Infrastructure Incident Log
Purpose: Track infrastructure failures, root causes, and mitigations to prevent recurrence.
Template
## YYYY-MM-DD: [Incident Title]
- **Severity:** Critical | High | Medium | Low
- **Duration:** [start time] - [end time] ([total duration])
- **Impact:** [what broke, who/what was affected]
- **Root Cause:** [technical explanation]
- **Detection:** [how we found out]
- **Resolution:** [what fixed it]
- **Prevention:** [changes to prevent recurrence]
- **Related:** [links to PRs, commits, docs]
2026-02-11: Container Restart Data Loss
- Severity: High
- Duration: N/A (data loss event, not outage)
- Impact: Lost 4+ hours of work (webhook server, Gmail Pub/Sub setup, venv, MEMORY.md updates, incomplete-threads.md)
- Root Cause: New files created in container writable layer (not mounted volume).
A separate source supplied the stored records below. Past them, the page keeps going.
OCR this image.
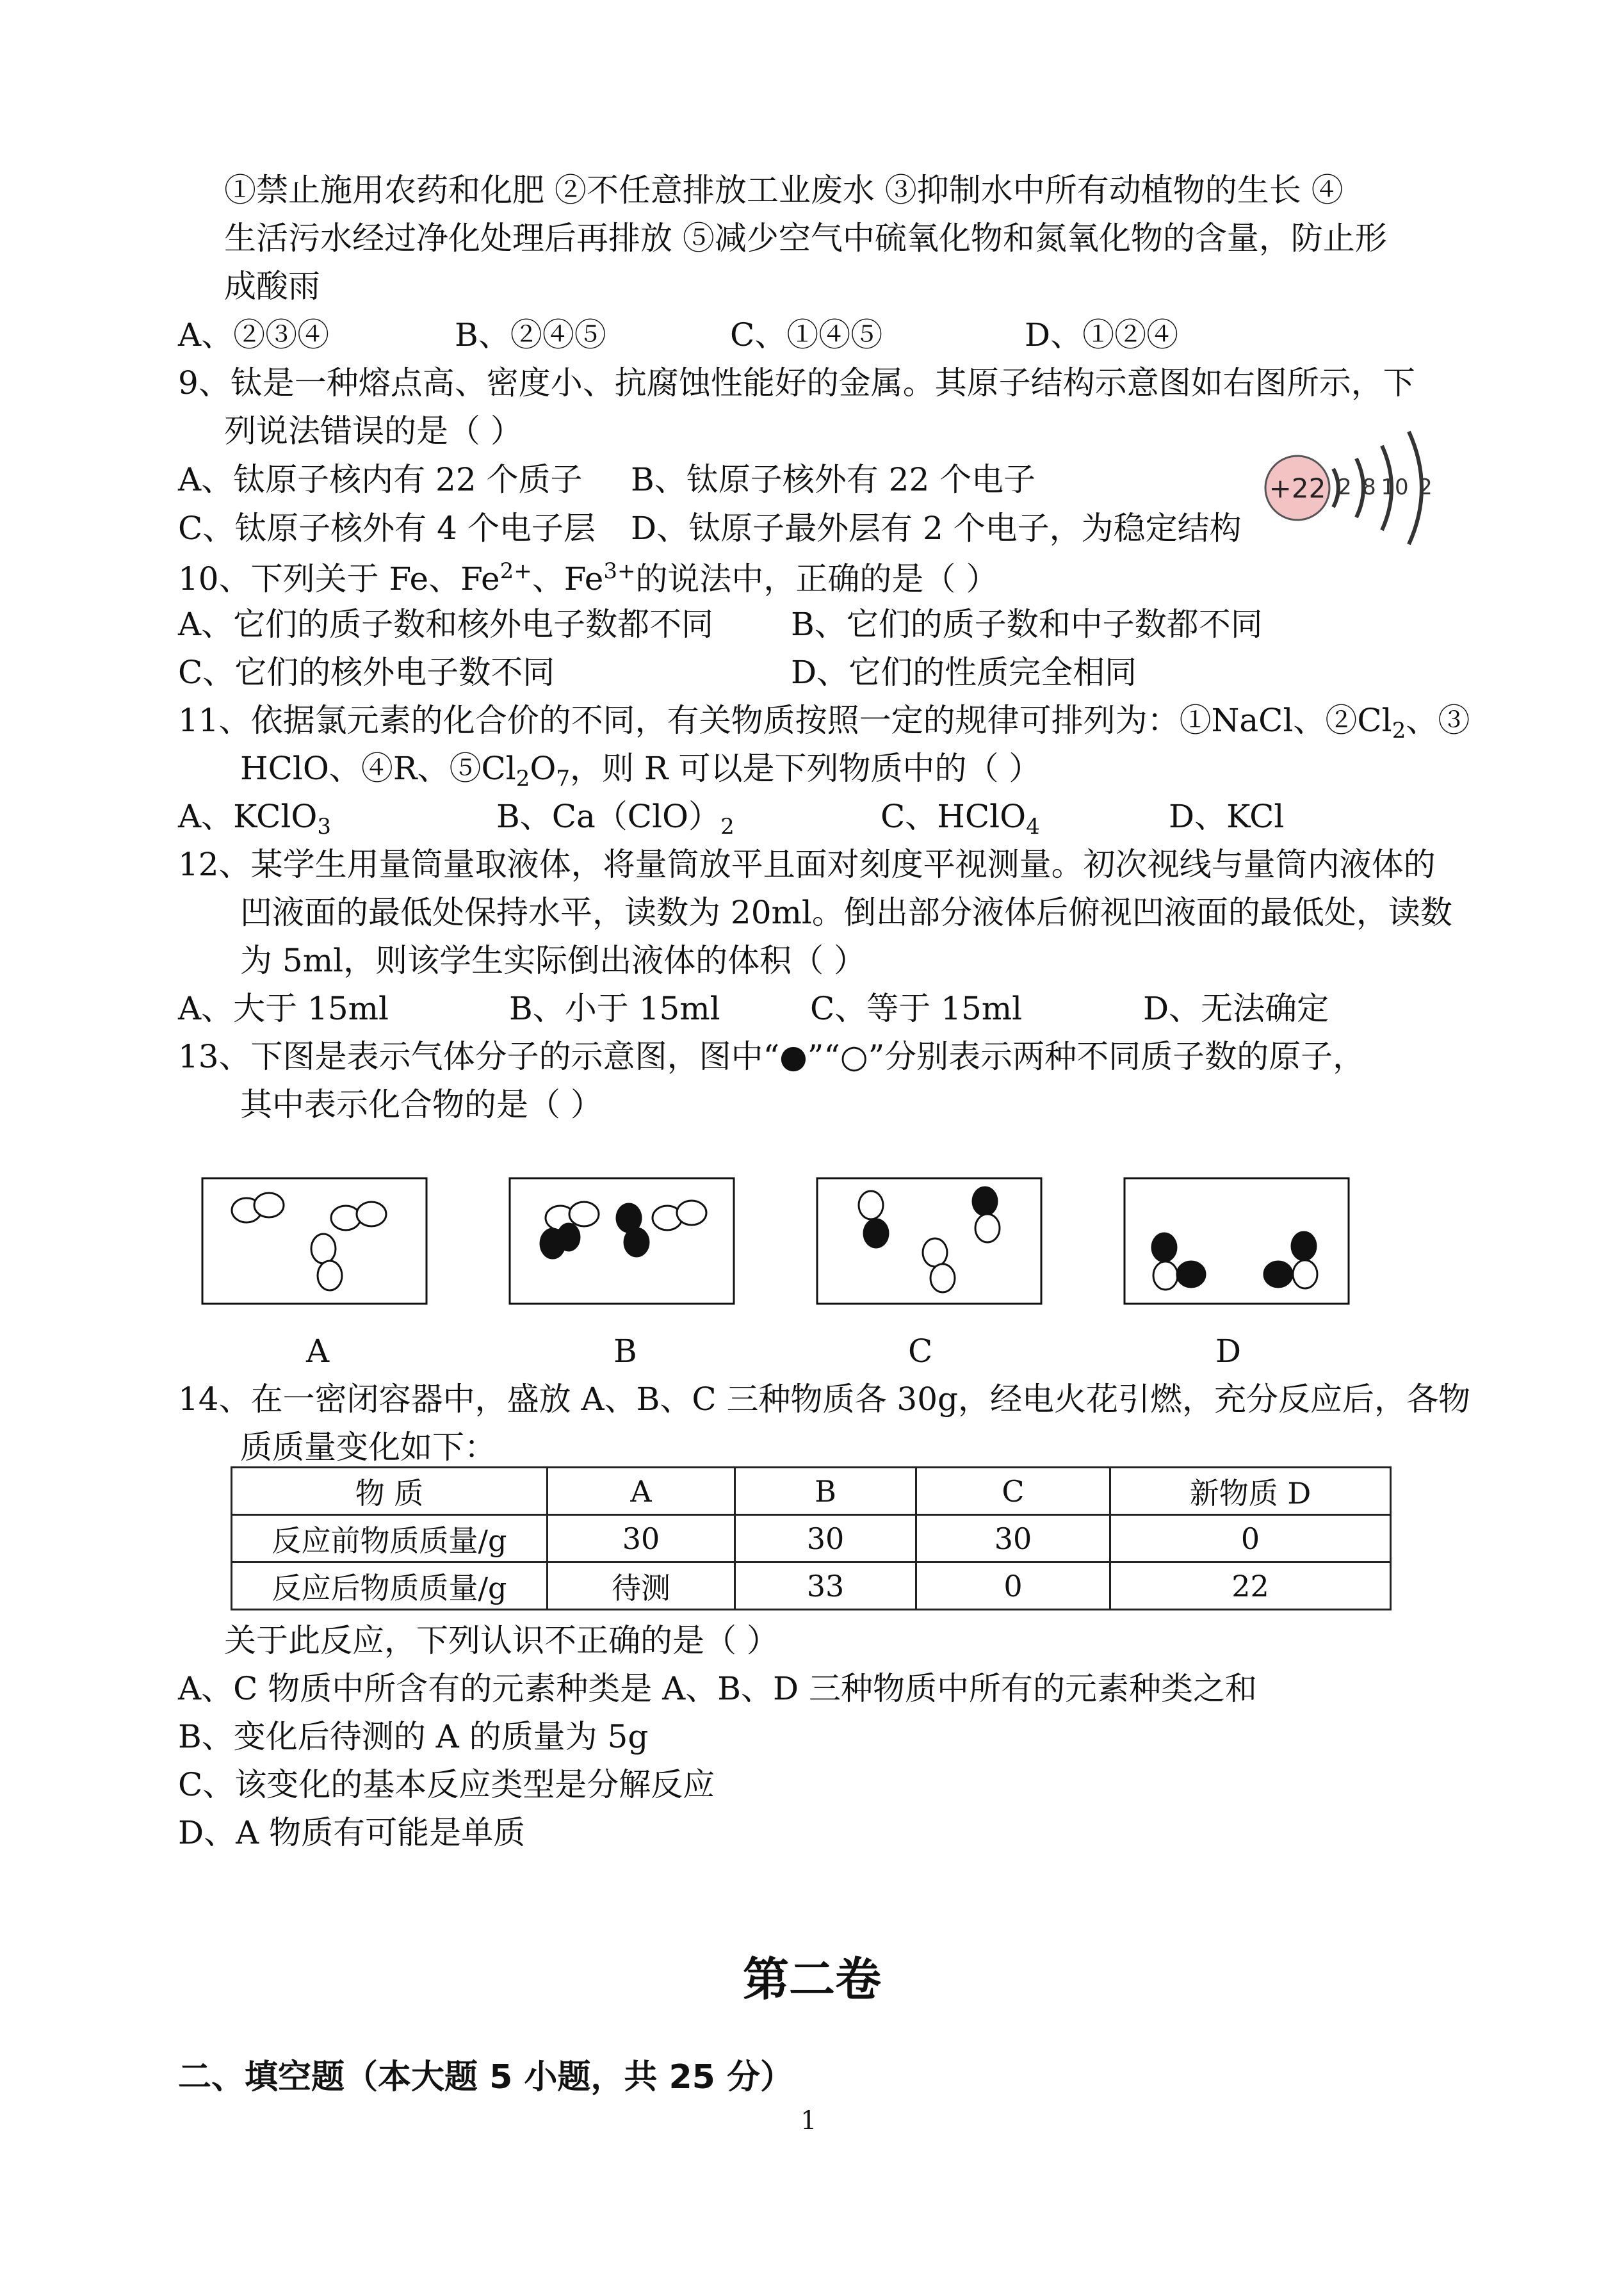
①禁止施用农药和化肥 ②不任意排放工业废水 ③抑制水中所有动植物的生长 ④
生活污水经过净化处理后再排放 ⑤减少空气中硫氧化物和氮氧化物的含量，防止形
成酸雨
A、②③④	B、②④⑤	C、①④⑤	D、①②④
9、钛是一种熔点高、密度小、抗腐蚀性能好的金属。其原子结构示意图如右图所示，下
列说法错误的是（ ）
A、钛原子核内有 22 个质子 B、钛原子核外有 22 个电子
C、钛原子核外有 4 个电子层 D、钛原子最外层有 2 个电子，为稳定结构
+22 2 8 10 2
10、下列关于 Fe、$Fe^{2+}$、$Fe^{3+}$的说法中，正确的是（ ）
A、它们的质子数和核外电子数都不同 B、它们的质子数和中子数都不同
C、它们的核外电子数不同	D、它们的性质完全相同
11、依据氯元素的化合价的不同，有关物质按照一定的规律可排列为：①NaCl、$②Cl_2$、③
HClO、④R、$⑤Cl_2O_7$，则 R 可以是下列物质中的（ ）
A、KClO$_3$	B、$Ca(ClO)_2$	C、HClO$_4$	D、KCl
12、某学生用量筒量取液体，将量筒放平且面对刻度平视测量。初次视线与量筒内液体的
凹液面的最低处保持水平，读数为 20ml。倒出部分液体后俯视凹液面的最低处，读数
为 5ml，则该学生实际倒出液体的体积（ ）
A、大于 15ml	B、小于 15ml	C、等于 15ml	D、无法确定
13、下图是表示气体分子的示意图，图中“●”“○”分别表示两种不同质子数的原子，
其中表示化合物的是（ ）
A	B	C	D
14、在一密闭容器中，盛放 A、B、C 三种物质各 30g，经电火花引燃，充分反应后，各物
质质量变化如下：
物 质	A	B	C	新物质 D
反应前物质质量/g	30	30	30	0
反应后物质质量/g	待测	33	0	22
关于此反应，下列认识不正确的是（ ）
A、C 物质中所含有的元素种类是 A、B、D 三种物质中所有的元素种类之和
B、变化后待测的 A 的质量为 5g
C、该变化的基本反应类型是分解反应
D、A 物质有可能是单质
第二卷
二、填空题（本大题 5 小题，共 25 分）
1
Container recreate destroyed writable layer. No git commits before restart.
- Detection: After container restart, discovered files missing
- Resolution:
- Rebuilt from scratch (30 min rebuild vs 4+ hours original work)
- Old container (932c6ef0814a) already removed, couldn't recover files
- Prevention:
- ✅ Created auto-commit script (
tools/auto-commit.sh)
- ✅ Added hourly cron job (ID: 5566acd6-385c-404f-8eaa-d0b7e9aaeb82)
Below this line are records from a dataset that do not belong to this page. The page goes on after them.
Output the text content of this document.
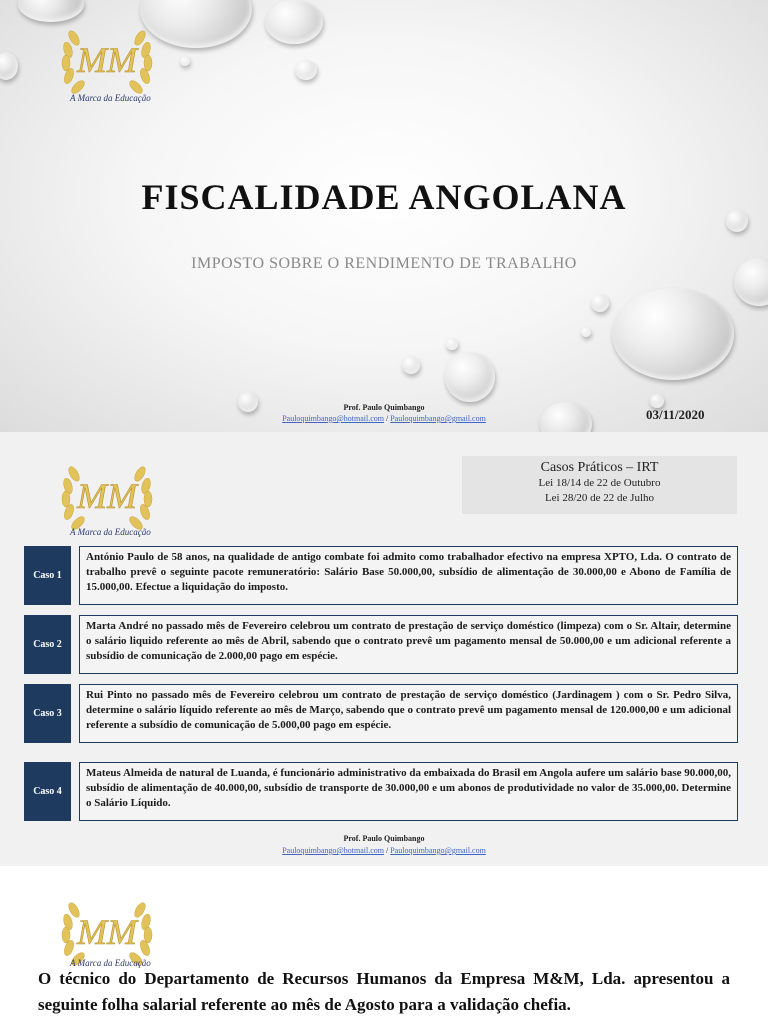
MM
A Marca da Educação
FISCALIDADE ANGOLANA
IMPOSTO SOBRE O RENDIMENTO DE TRABALHO
Prof. Paulo Quimbango
Pauloquimbango@hotmail.com / Pauloquimbango@gmail.com	03/11/2020
MM
A Marca da Educação
Casos Práticos – IRT
Lei 18/14 de 22 de Outubro
Lei 28/20 de 22 de Julho
Caso 1
António Paulo de 58 anos, na qualidade de antigo combate foi admito como trabalhador efectivo na empresa XPTO, Lda. O contrato de trabalho prevê o seguinte pacote remuneratório: Salário Base 50.000,00, subsídio de alimentação de 30.000,00 e Abono de Família de 15.000,00. Efectue a liquidação do imposto.
Caso 2
Marta André no passado mês de Fevereiro celebrou um contrato de prestação de serviço doméstico (limpeza) com o Sr. Altair, determine o salário liquido referente ao mês de Abril, sabendo que o contrato prevê um pagamento mensal de 50.000,00 e um adicional referente a subsídio de comunicação de 2.000,00 pago em espécie.
Caso 3
Rui Pinto no passado mês de Fevereiro celebrou um contrato de prestação de serviço doméstico (Jardinagem ) com o Sr. Pedro Silva, determine o salário líquido referente ao mês de Março, sabendo que o contrato prevê um pagamento mensal de 120.000,00 e um adicional referente a subsídio de comunicação de 5.000,00 pago em espécie.
Caso 4
Mateus Almeida de natural de Luanda, é funcionário administrativo da embaixada do Brasil em Angola aufere um salário base 90.000,00, subsídio de alimentação de 40.000,00, subsídio de transporte de 30.000,00 e um abonos de produtividade no valor de 35.000,00. Determine o Salário Líquido.
Prof. Paulo Quimbango
Pauloquimbango@hotmail.com / Pauloquimbango@gmail.com
MM
A Marca da Educação

O técnico do Departamento de Recursos Humanos da Empresa M&M, Lda. apresentou a seguinte folha salarial referente ao mês de Agosto para a validação chefia.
- ✅ Created pre-restart checklist (
tools/pre-restart-check.sh)
- ✅ Documented Protection Protocol (
PROTECTION-PROTOCOL.md)
- ✅ Added volume verification script (
tools/verify-volume.sh)
- ✅ Mandatory:
git add -A && git commit && git push before any container operation
- Related:
- Protection Protocol:
/PROTECTION-PROTOCOL.md
- Auto-commit script:
/tools/auto-commit.sh
- Pre-restart check:
/tools/pre-restart-check.sh
Lesson: Container writable layer is ephemeral. All critical data must be in mounted volumes OR committed to git. No exceptions.
2026-02-13: Mid-Week Rebuild Temptation
- Severity: Low (prevented, not executed)
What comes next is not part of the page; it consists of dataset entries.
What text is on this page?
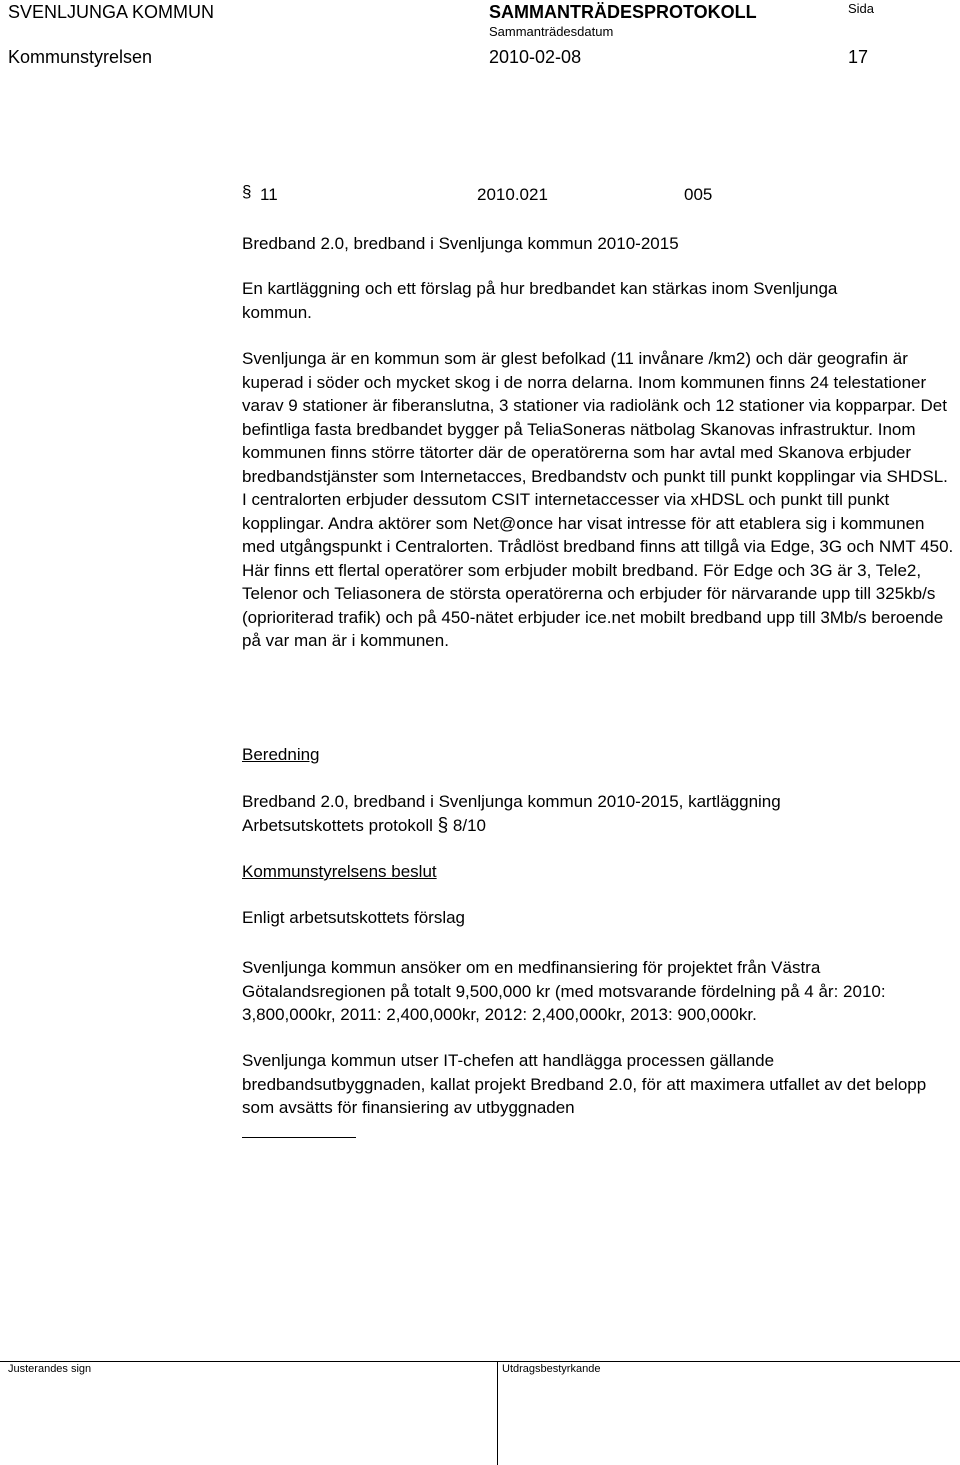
SVENLJUNGA KOMMUN	SAMMANTRÄDESPROTOKOLL
Sammanträdesdatum
Sida
Kommunstyrelsen	2010-02-08	17
§ 11	2010.021	005

Bredband 2.0, bredband i Svenljunga kommun 2010-2015

En kartläggning och ett förslag på hur bredbandet kan stärkas inom Svenljunga kommun.

Svenljunga är en kommun som är glest befolkad (11 invånare /km2) och där geografin är kuperad i söder och mycket skog i de norra delarna. Inom kommunen finns 24 telestationer varav 9 stationer är fiberanslutna, 3 stationer via radiolänk och 12 stationer via kopparpar. Det befintliga fasta bredbandet bygger på TeliaSoneras nätbolag Skanovas infrastruktur. Inom kommunen finns större tätorter där de operatörerna som har avtal med Skanova erbjuder bredbandstjänster som Internetacces, Bredbandstv och punkt till punkt kopplingar via SHDSL. I centralorten erbjuder dessutom CSIT internetaccesser via xHDSL och punkt till punkt kopplingar. Andra aktörer som Net@once har visat intresse för att etablera sig i kommunen med utgångspunkt i Centralorten. Trådlöst bredband finns att tillgå via Edge, 3G och NMT 450. Här finns ett flertal operatörer som erbjuder mobilt bredband. För Edge och 3G är 3, Tele2, Telenor och Teliasonera de största operatörerna och erbjuder för närvarande upp till 325kb/s (oprioriterad trafik) och på 450-nätet erbjuder ice.net mobilt bredband upp till 3Mb/s beroende på var man är i kommunen.

Beredning
Bredband 2.0, bredband i Svenljunga kommun 2010-2015, kartläggning
Arbetsutskottets protokoll § 8/10
Kommunstyrelsens beslut
Enligt arbetsutskottets förslag

Svenljunga kommun ansöker om en medfinansiering för projektet från Västra Götalandsregionen på totalt 9,500,000 kr (med motsvarande fördelning på 4 år: 2010: 3,800,000kr, 2011: 2,400,000kr, 2012: 2,400,000kr, 2013: 900,000kr.

Svenljunga kommun utser IT-chefen att handlägga processen gällande bredbandsutbyggnaden, kallat projekt Bredband 2.0, för att maximera utfallet av det belopp som avsätts för finansiering av utbyggnaden

Justerandes sign	Utdragsbestyrkande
- Duration: N/A (avoided incident)
- Impact: Could have interrupted Quan's work week
- Root Cause: Considered installing ChromaDB for vector search, which requires image rebuild
- Detection: Pre-rebuild ROI check revealed low immediate value vs high disruption cost
- Resolution:
- Deferred to Sunday rebuild window (9:45 PM PT)
- Added to
pending-rebuilds.md
- Continued with file-based solutions (grep, memory search)
- Prevention:
- ✅ Created Rebuild Discipline Protocol (
REBUILD-WINDOW.md)
- ✅ Established Sunday-only rebuild window
- ✅ Added mutation layer classification (Image, Runtime, Infra)
- ✅ Founder energy constraint: protect deep-work blocks
- ✅ Expected ~5 rebuilds/year if disciplined
- Related:
- Rebuild Window Protocol:
/REBUILD-WINDOW.md
- Pending rebuilds queue:
/pending-rebuilds.md
Lesson: Infrastructure changes fragment founder attention. Batch mutations weekly. Protect deep-work blocks above all else.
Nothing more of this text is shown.